T.L.: Which cities do these women specifically incarnate?
K.T.: The first point to make is that their elongated silhouettes alludes to death, to statues and to their memorial aspect. They personify the history of an entire war and the spirit of our cities. There is Hama, Aleppo, Palmyra, Homs… Damascus is represented by the woman wearing a headscarf, which brings her a form of dignity: she is the ultimate mother, with a diamond brooch, who would not go out dressed in any other way, elegant, simple and reserved. For the last work of the series, I first painted a woman which I then in some ways ripped apart bit after bit until there was only the skeleton left, who only has one lung still breathing and who is united with her child until death tears them apart.
T.L.: The Bundles also convey this mourning…

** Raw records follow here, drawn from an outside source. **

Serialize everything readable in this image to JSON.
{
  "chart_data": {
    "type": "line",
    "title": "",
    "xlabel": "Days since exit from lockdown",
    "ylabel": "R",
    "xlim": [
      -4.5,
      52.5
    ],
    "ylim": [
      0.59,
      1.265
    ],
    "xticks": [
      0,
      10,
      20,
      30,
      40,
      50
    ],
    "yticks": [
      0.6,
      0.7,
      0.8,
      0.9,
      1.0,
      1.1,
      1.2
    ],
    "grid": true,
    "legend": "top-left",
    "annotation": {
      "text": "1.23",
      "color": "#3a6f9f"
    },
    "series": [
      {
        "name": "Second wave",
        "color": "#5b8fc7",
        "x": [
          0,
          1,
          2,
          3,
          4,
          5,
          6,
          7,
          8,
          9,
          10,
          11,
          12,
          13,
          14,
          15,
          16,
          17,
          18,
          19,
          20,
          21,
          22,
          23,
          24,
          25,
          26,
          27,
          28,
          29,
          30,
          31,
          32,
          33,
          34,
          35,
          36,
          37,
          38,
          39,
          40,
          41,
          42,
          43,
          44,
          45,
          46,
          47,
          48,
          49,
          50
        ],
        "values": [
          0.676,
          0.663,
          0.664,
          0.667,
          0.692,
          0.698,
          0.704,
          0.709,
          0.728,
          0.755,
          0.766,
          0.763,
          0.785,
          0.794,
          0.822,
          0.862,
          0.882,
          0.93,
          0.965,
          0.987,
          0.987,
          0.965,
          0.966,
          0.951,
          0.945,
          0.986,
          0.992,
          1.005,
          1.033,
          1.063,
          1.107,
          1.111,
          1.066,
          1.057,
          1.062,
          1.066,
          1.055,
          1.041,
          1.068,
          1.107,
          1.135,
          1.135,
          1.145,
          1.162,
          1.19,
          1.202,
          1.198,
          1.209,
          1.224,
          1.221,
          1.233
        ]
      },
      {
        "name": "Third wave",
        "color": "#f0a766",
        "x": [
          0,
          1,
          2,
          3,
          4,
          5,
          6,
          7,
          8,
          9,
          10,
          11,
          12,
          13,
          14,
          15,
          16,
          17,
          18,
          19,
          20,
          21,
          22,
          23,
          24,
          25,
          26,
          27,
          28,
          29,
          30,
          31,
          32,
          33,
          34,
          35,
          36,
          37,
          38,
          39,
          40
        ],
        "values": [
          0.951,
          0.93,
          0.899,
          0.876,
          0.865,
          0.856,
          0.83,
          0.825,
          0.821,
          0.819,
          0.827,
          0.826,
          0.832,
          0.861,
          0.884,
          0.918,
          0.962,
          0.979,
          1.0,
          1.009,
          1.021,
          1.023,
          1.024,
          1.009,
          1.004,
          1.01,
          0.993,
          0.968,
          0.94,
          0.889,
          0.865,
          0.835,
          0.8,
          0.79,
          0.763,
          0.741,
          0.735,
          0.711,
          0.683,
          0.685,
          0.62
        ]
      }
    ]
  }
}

K.T.: When there is war, there is unavoidably migrations. Everybody has already felt once in their life that longing, that need to go away, to leave everything to start over their life somewhere. The Bundles are like a new start, as I look at the positive side of it and as a way of remembering. The fabric’s pattern is made in only one city, Hama, located south of Aleppo. The pattern is generally printed by hand, with the help of black stamps on white fabric and was originally a motif derived from daily life, being simply a fabric used to decorate homes. The pattern itself is not symbolic. It was my own decision to use it as an allusion to half-mourning, where the black and white are intertwined. I put aside the colours and the irony of my older works to talk about these subjects, in which the migration of peoples recalls my own story.
Translated from French by Valérie Didier Hess.